Gotta blow on the carts to perform better
What should we blow instead?
( ͡° ͜ʖ ͡°)
( ͡ʘ ͜ʖ ͡ʘ)
You can’t tell me who or what I can or can not blow. In fact, I’m going to blow into my switch right now just to spite you!
You mean I can’t get the dust out of the Wii U disk drive that way?
The real trick is to lick your cartridges before inserting them, helps the bits slide through more smoothly.
People to this day blow in their cartridges so…^^ But the don’t insert cotton tips is probably good advice.
Twenty bucks is twenty bucks
Yeah well, I will still blow into my NES games, no matter how many youtube videos and articles try to tell me that it’s bad. It works and I’ve never had any ill effects and I’ve been doing it since the 80s.
Yeah, you blew into the cartridge, not the NES itself.

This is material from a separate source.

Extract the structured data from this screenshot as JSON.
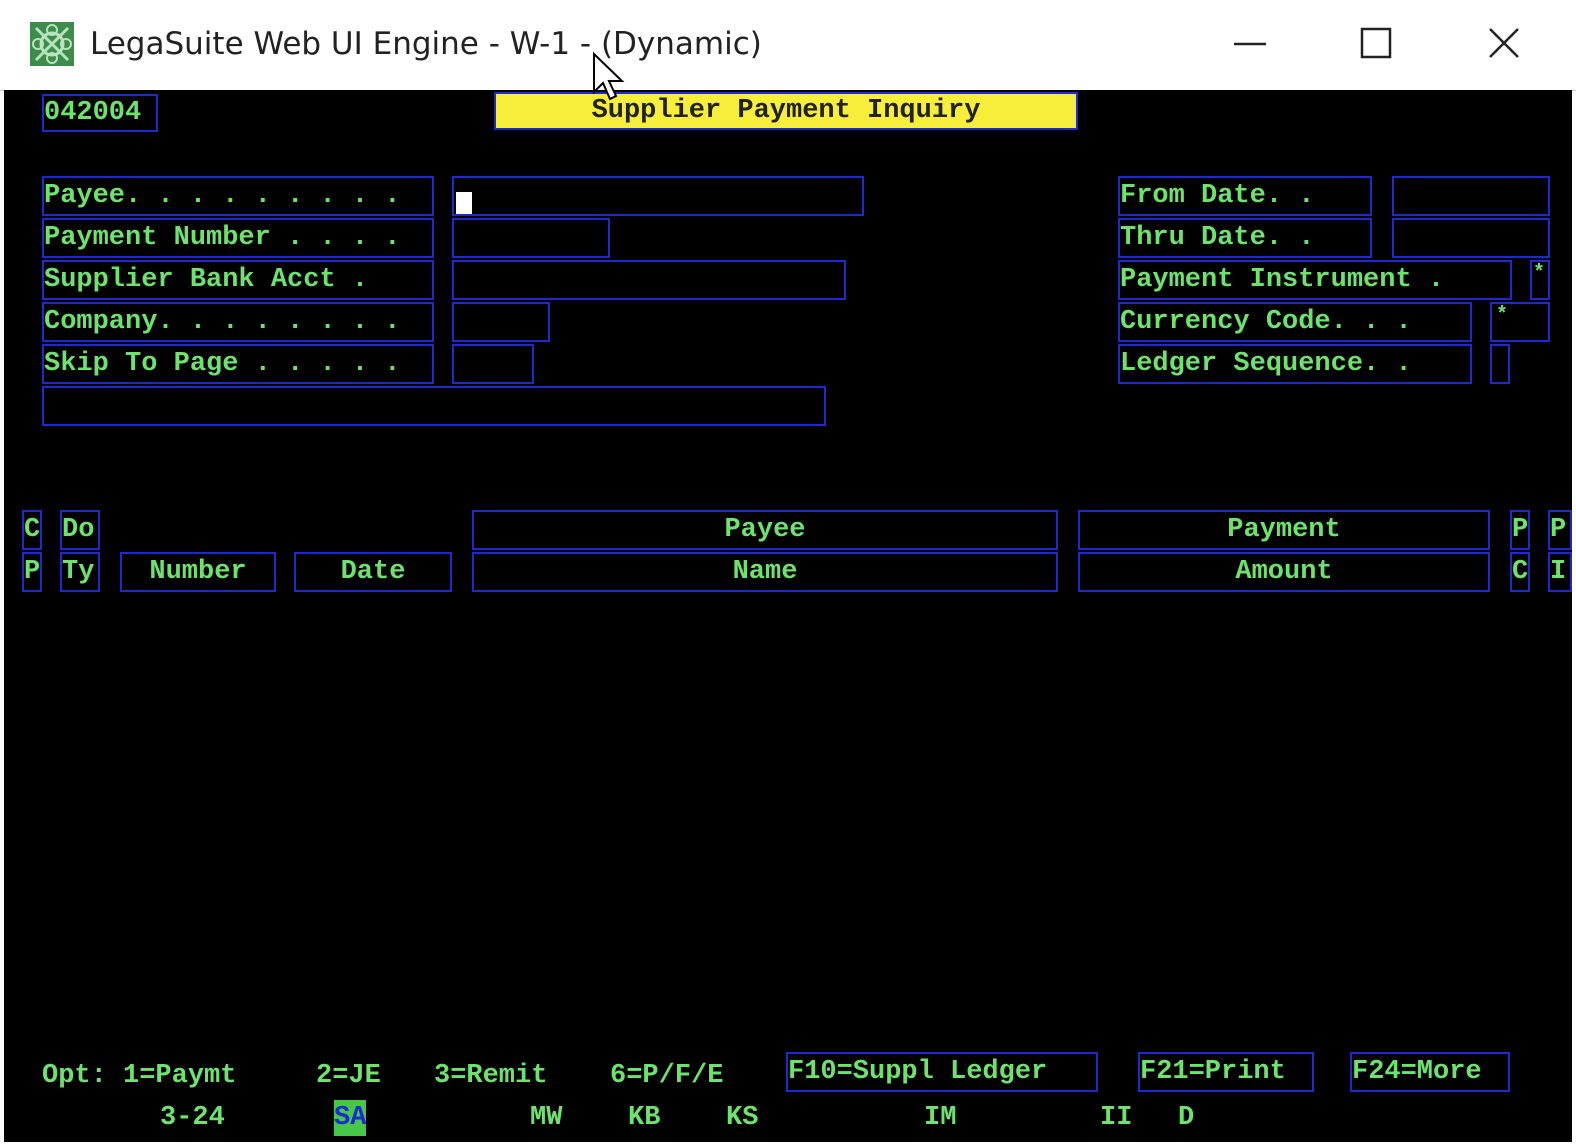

Isopropyl alcohol (99% is the good stuff), maybe 2-4 cotton swabs, air dry. Dip swab, rub contacts softly, flip sides of cart, rub, cycle swab, repeat. I had no idea for so many years I was actually damaging the cartridges by blowing into them which just put hot air and moisture on dust. If you have any Switch cartridges or older, and haven’t done a proper cleaning, it’s amazing how shiny and vibrant the contacts will end up looking, along with the cartridge working more stably.